If you've ever been stung by a bee, then you'll know that it hurts. A lot! This one Cornell grad got stung in the worst place possible - his testicles. Because of that, he set off on a journey to find out where the worst places on your body to get stung by a bee are.

Did we mention he is also going to test it all on himself? Entomologist Justin Schmidt created the Schmidt Sting Pain Index, which is used to quantify pain caused by insect stings. Michael Smith went out to grab bees by the wings and press them angry insects against various parts of his body.

The sting on each area would last for one minute before it is removed, to which Smith would then rate the pain on a scale of one to 10.

But isn't pain fairly subjective? Doesn't everyone have a different threshold of pain? Smith knows this, and he was systematic in his method as humanly possible. He would subject himself to that torture with five stings a day, which took place between 9 and 10am.

He even stung himself on the forearm before and after each round of bee encounters as a way of calibrating the results.
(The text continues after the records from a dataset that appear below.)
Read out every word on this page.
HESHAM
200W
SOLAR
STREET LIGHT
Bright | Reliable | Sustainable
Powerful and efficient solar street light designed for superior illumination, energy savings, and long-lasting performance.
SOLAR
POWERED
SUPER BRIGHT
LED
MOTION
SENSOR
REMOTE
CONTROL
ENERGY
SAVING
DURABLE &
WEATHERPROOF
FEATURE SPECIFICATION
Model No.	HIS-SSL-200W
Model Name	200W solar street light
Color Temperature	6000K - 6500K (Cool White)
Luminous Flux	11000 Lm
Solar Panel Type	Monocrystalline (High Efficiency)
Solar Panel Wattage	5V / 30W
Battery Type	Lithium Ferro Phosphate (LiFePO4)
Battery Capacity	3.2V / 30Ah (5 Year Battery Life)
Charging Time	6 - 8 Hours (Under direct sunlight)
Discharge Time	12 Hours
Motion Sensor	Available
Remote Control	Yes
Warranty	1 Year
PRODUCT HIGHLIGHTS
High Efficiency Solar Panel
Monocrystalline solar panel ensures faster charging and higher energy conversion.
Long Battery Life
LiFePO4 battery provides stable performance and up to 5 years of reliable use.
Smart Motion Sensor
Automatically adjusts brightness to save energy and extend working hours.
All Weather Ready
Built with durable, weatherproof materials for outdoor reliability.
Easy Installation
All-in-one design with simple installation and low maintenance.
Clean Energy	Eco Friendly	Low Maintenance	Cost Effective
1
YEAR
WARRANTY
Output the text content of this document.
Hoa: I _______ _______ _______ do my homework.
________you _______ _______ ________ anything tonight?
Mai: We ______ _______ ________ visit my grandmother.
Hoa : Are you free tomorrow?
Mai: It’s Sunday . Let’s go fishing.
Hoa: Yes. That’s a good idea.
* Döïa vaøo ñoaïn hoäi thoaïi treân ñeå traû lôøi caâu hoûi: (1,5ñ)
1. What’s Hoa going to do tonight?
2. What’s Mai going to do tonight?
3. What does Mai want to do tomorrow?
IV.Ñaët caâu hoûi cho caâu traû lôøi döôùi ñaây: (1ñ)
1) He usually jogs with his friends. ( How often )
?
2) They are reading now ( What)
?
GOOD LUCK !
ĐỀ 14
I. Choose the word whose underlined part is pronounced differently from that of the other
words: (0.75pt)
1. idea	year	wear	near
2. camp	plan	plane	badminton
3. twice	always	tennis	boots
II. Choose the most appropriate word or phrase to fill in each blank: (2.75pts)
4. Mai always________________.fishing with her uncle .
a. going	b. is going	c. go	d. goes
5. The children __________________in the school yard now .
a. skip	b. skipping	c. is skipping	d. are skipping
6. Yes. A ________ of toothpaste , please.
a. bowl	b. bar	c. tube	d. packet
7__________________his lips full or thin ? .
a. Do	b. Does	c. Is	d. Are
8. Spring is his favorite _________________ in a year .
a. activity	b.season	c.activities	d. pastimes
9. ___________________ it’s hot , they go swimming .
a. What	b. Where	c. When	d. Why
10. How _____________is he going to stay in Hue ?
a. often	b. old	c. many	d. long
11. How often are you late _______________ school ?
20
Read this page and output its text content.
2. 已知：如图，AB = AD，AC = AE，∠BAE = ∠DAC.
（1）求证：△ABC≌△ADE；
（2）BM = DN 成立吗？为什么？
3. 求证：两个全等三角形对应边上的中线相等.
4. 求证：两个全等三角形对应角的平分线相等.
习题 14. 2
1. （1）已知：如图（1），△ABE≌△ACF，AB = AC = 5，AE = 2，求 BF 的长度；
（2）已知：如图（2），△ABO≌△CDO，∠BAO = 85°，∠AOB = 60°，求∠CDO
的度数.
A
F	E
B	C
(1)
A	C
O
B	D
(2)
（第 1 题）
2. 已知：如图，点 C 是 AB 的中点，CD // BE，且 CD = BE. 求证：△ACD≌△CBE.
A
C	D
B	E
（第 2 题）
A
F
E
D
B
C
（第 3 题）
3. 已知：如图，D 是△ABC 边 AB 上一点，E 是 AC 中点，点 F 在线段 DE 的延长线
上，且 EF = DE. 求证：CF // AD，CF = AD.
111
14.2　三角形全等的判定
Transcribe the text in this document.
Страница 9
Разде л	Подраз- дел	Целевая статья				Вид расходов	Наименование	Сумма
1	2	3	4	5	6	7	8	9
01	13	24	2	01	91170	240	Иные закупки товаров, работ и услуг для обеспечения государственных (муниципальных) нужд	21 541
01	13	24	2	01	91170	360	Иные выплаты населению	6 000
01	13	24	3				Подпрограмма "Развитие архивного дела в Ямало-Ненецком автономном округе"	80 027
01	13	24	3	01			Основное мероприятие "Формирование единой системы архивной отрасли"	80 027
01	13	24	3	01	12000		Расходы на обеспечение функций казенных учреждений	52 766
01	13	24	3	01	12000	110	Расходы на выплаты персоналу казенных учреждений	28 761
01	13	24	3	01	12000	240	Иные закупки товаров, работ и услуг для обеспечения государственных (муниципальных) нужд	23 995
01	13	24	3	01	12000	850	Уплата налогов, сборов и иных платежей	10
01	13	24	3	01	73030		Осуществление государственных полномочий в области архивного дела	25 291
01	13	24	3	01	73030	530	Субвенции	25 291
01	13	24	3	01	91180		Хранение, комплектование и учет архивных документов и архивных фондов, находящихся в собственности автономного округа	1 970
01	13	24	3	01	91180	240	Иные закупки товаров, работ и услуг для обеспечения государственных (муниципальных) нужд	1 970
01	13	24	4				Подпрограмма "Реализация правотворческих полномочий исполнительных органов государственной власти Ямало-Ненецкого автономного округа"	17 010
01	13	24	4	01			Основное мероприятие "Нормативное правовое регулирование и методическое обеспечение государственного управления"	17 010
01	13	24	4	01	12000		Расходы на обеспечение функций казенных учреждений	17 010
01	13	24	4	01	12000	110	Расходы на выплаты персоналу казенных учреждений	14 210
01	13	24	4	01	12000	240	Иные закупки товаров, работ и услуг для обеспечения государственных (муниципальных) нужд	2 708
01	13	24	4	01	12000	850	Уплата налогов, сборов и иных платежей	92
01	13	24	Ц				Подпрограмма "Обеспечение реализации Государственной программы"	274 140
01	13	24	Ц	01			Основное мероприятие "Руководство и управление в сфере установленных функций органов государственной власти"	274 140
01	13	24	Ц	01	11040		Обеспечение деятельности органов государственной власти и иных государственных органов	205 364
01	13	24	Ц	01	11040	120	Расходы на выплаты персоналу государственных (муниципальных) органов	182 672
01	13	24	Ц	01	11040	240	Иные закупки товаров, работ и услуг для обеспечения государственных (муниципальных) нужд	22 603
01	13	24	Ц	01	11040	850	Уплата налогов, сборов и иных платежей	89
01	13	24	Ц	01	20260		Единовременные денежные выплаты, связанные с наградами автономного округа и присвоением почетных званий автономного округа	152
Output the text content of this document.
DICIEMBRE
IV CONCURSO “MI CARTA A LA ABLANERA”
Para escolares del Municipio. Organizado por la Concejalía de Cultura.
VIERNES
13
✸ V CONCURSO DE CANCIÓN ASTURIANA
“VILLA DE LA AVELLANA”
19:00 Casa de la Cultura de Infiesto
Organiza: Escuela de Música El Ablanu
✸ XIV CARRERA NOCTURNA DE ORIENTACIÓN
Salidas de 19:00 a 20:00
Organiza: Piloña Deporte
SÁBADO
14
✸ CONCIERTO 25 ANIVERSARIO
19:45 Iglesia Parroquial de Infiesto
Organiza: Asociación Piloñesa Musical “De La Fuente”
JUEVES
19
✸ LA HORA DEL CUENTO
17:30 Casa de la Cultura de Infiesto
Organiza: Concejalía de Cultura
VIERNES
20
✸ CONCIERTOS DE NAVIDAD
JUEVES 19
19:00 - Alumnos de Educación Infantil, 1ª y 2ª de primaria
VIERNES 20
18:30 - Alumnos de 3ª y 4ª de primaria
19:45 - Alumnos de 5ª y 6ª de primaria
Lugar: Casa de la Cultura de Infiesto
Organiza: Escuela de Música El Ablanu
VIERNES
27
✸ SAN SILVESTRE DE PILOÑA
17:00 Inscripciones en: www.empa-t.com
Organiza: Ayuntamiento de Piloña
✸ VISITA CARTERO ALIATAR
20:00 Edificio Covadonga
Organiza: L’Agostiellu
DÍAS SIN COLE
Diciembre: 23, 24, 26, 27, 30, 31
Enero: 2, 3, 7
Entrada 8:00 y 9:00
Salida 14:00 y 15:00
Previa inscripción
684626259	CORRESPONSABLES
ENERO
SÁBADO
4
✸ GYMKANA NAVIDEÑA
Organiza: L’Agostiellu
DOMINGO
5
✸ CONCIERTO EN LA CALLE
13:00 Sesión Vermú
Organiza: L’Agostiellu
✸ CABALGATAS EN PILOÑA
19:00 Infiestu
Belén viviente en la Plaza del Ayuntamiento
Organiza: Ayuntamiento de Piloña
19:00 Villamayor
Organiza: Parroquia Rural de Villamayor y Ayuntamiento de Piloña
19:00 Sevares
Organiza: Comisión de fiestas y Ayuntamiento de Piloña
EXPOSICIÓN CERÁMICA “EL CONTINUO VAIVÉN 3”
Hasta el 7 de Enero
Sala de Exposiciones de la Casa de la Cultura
After 38 straight days, and possibly all bruised everywhere, Smith stung himself on 25 separate body parts, three times each. According to Smith:
Getting stung on the top of the skull was like having an egg smashed on your head. The pain is there, but then it goes away.
As for the extremely painful areas, you'll want to keep it away from your private parts, upper lip and nostril.

All those came out to a 7.1, 8.7, and 9.0 respectively. And going by what Smith told National Geographic, that 9.0 rating is well deserved:
It's electric and pulsating. Especially the nose. Your body really reacts. You're sneezing and wheezing and snot is just dribbling out. Getting stung in the nose is a whole-body experience.